Something happened on Friday evening that freaked me out something huge about my Dad and I had a real difficult night and didn't even really sleep. Yesterday was icky feeling, too, and I couldn't put my finger on it. I was working on the computer and got this prickly feeling down my spine. It was so odd and disturbing so I tried to ignore it. Eventually I fell asleep from lack of sleep and when I woke up I had this weird feeling that Dad was here and I actually got up and went looking, in that half asleep, half awake stage. I was calling for him and started crying when I remembered he was gone. THen I went to unlock the front entry so that I could get the paper and saw that his favorite picture had fallen off the wall, the glass didn't even break, and was lying on the brick in the entry way, face up. The picture is a sketch of a man riding a horse, a picture that always reminded Dad of his father. I couldn't believe it hadn't broken, it fell OFF the wall onto the brick tiles!! I picked it up and was holding it, checking to see if any damage was done to the frame and I found an envelope taped to the back and the envelope had my name on it!! Seriously freaked out at this point. I opened the envelope and inside was a short note from my dad, obviously written toward the last of his life because it was pretty shaky, and he wrote using the language he always did when referring to a short letter, a "missive."
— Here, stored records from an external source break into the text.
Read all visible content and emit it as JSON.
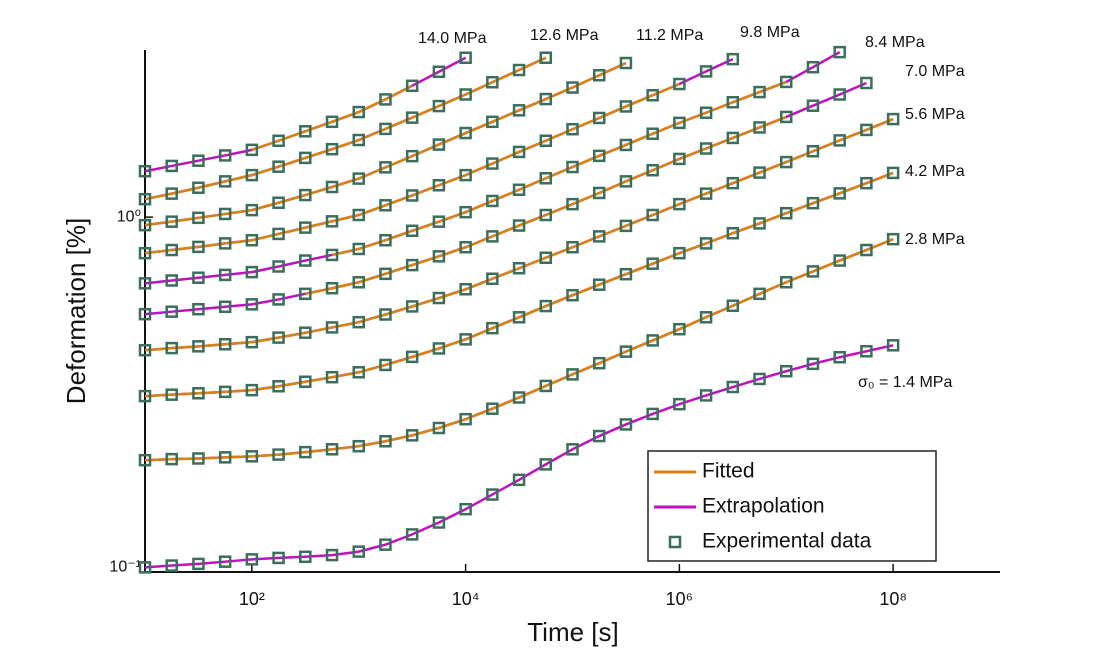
{
  "chart_data": {
    "type": "line",
    "xlabel": "Time [s]",
    "ylabel": "Deformation [%]",
    "xscale": "log",
    "yscale": "log",
    "xlim": [
      10,
      1000000000
    ],
    "ylim": [
      0.097,
      3
    ],
    "xticks": [
      {
        "value": 100,
        "label": "10²"
      },
      {
        "value": 10000,
        "label": "10⁴"
      },
      {
        "value": 1000000,
        "label": "10⁶"
      },
      {
        "value": 100000000,
        "label": "10⁸"
      }
    ],
    "yticks": [
      {
        "value": 0.1,
        "label": "10⁻¹"
      },
      {
        "value": 1,
        "label": "10⁰"
      }
    ],
    "legend": [
      {
        "name": "Fitted",
        "color": "#d9820f"
      },
      {
        "name": "Extrapolation",
        "color": "#c010c0"
      },
      {
        "name": "Experimental data",
        "color": "#3b6e5c"
      }
    ],
    "x": [
      10,
      17.78,
      31.62,
      56.23,
      100,
      177.8,
      316.2,
      562.3,
      1000,
      1778,
      3162,
      5623,
      10000,
      17783,
      31623,
      56234,
      100000,
      177828,
      316228,
      562341,
      1000000,
      1778279,
      3162278,
      5623413,
      10000000,
      17782794,
      31622777,
      56234133,
      100000000
    ],
    "series": [
      {
        "name": "σ₀ = 1.4 MPa",
        "values": [
          0.1,
          0.1012,
          0.1023,
          0.1038,
          0.1054,
          0.1064,
          0.1072,
          0.1084,
          0.1109,
          0.1161,
          0.1242,
          0.1343,
          0.1466,
          0.1614,
          0.1778,
          0.1968,
          0.2173,
          0.2371,
          0.2559,
          0.2742,
          0.2924,
          0.3097,
          0.3273,
          0.3451,
          0.3631,
          0.3811,
          0.3981,
          0.414,
          0.4305
        ]
      },
      {
        "name": "2.8 MPa",
        "fitted_xlim": [
          10,
          100000000
        ],
        "values": [
          0.2023,
          0.2037,
          0.2046,
          0.2061,
          0.2075,
          0.2099,
          0.2133,
          0.2173,
          0.2218,
          0.2291,
          0.2382,
          0.25,
          0.2649,
          0.2838,
          0.3055,
          0.3296,
          0.3556,
          0.3828,
          0.413,
          0.4446,
          0.4786,
          0.5176,
          0.5585,
          0.6039,
          0.6516,
          0.6998,
          0.7516,
          0.8054,
          0.865
        ]
      },
      {
        "name": "4.2 MPa",
        "fitted_xlim": [
          10,
          100000000
        ],
        "values": [
          0.3083,
          0.3112,
          0.3141,
          0.317,
          0.3206,
          0.3289,
          0.3388,
          0.3491,
          0.3606,
          0.3784,
          0.399,
          0.4217,
          0.4477,
          0.4819,
          0.5176,
          0.5572,
          0.5984,
          0.6412,
          0.6871,
          0.7362,
          0.7889,
          0.8414,
          0.8995,
          0.9594,
          1.026,
          1.096,
          1.169,
          1.25,
          1.337
        ]
      },
      {
        "name": "5.6 MPa",
        "fitted_xlim": [
          10,
          100000000
        ],
        "values": [
          0.4169,
          0.4227,
          0.4276,
          0.4335,
          0.4395,
          0.4529,
          0.4677,
          0.4842,
          0.5012,
          0.5272,
          0.5559,
          0.5875,
          0.6223,
          0.6668,
          0.7145,
          0.7656,
          0.8204,
          0.881,
          0.9441,
          1.014,
          1.089,
          1.167,
          1.25,
          1.34,
          1.436,
          1.542,
          1.656,
          1.774,
          1.905
        ]
      },
      {
        "name": "7.0 MPa",
        "fitted_xlim": [
          316.2,
          10000000
        ],
        "values": [
          0.5284,
          0.537,
          0.5458,
          0.5546,
          0.5636,
          0.5821,
          0.6039,
          0.6266,
          0.6516,
          0.6887,
          0.7295,
          0.7727,
          0.8204,
          0.881,
          0.9462,
          1.014,
          1.089,
          1.172,
          1.265,
          1.361,
          1.466,
          1.57,
          1.683,
          1.803,
          1.932,
          2.08,
          2.239,
          2.415,
          null
        ]
      },
      {
        "name": "8.4 MPa",
        "fitted_xlim": [
          562.3,
          10000000
        ],
        "values": [
          0.6471,
          0.6592,
          0.6714,
          0.6839,
          0.6966,
          0.7228,
          0.7516,
          0.7798,
          0.811,
          0.859,
          0.9141,
          0.9705,
          1.033,
          1.112,
          1.197,
          1.291,
          1.39,
          1.496,
          1.607,
          1.73,
          1.858,
          1.986,
          2.128,
          2.275,
          2.432,
          2.679,
          2.958,
          null,
          null
        ]
      },
      {
        "name": "9.8 MPa",
        "fitted_xlim": [
          10,
          1000000
        ],
        "values": [
          0.7889,
          0.8054,
          0.8222,
          0.8414,
          0.859,
          0.8954,
          0.9333,
          0.9727,
          1.014,
          1.081,
          1.153,
          1.233,
          1.318,
          1.422,
          1.535,
          1.652,
          1.782,
          1.919,
          2.07,
          2.228,
          2.399,
          2.606,
          2.825,
          null,
          null,
          null,
          null,
          null,
          null
        ]
      },
      {
        "name": "11.2 MPa",
        "fitted_xlim": [
          10,
          316228
        ],
        "values": [
          0.9484,
          0.9705,
          0.9954,
          1.021,
          1.047,
          1.099,
          1.156,
          1.219,
          1.288,
          1.387,
          1.493,
          1.611,
          1.738,
          1.871,
          2.018,
          2.173,
          2.344,
          2.541,
          2.754,
          null,
          null,
          null,
          null,
          null,
          null,
          null,
          null,
          null,
          null
        ]
      },
      {
        "name": "12.6 MPa",
        "fitted_xlim": [
          10,
          56234
        ],
        "values": [
          1.125,
          1.167,
          1.213,
          1.265,
          1.318,
          1.393,
          1.476,
          1.563,
          1.66,
          1.786,
          1.923,
          2.075,
          2.239,
          2.427,
          2.63,
          2.851,
          null,
          null,
          null,
          null,
          null,
          null,
          null,
          null,
          null,
          null,
          null,
          null,
          null
        ]
      },
      {
        "name": "14.0 MPa",
        "fitted_xlim": [
          100,
          3162
        ],
        "values": [
          1.352,
          1.4,
          1.449,
          1.5,
          1.556,
          1.652,
          1.758,
          1.871,
          1.995,
          2.168,
          2.371,
          2.6,
          2.851,
          null,
          null,
          null,
          null,
          null,
          null,
          null,
          null,
          null,
          null,
          null,
          null,
          null,
          null,
          null,
          null
        ]
      }
    ]
  }
}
"Dear Linda, I am sending you this brief missive to tell you that this picture always reminded me of Dad. He wasn't much of a Dad sometimes. One time he got on his old horse and headed down the homestead road and didn't come back for months. He told Mother that he was out looking for ranching jobs. But he came back and then my Mother scolded him about leaving without saying good-bye. I hope I never left you without saying good-bye. Your Mother, such a dear woman, and I were always so busy with the restaurants and I might have left without a good-bye on occasion. I am sorry if I did; that was inexcusable. I will never leave without saying good-bye again. I hope you keep this picture to remember me, at least to remember something I liked. It's not worth any money, not an antique or an original, just something I picked up when it caught my eye. Good-bye, Linda. Love, your Dad."
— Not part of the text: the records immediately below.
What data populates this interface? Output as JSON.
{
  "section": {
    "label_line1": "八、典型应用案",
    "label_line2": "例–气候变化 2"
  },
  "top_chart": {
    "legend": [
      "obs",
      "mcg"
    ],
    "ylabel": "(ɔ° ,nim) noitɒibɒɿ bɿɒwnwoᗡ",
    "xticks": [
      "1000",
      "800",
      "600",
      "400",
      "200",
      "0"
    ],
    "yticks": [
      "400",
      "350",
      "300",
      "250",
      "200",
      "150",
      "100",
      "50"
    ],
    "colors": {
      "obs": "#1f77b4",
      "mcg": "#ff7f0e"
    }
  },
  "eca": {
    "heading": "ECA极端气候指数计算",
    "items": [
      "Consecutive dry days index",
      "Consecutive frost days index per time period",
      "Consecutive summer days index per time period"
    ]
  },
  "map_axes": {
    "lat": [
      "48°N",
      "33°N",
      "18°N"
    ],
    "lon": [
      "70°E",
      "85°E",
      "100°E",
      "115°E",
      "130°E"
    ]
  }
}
Then he dated his "missive", May 4, 2006. Dad died May 8, 2006.
I had really been missing both him and my Mom. I guess somehow the universe knew I needed to feel them again. My unusual feelings like this don't always end up in such a nice way, but I thought this was such a nice thing. So, thank you Mom for keeping Dad sensitive when he was always so busy, and thank you Dad for always remembering to say "Good-bye."
Like my screen name.....I have survived so much and aim to thrive from all the experiences I have had. It must be possible and I will never stop trying!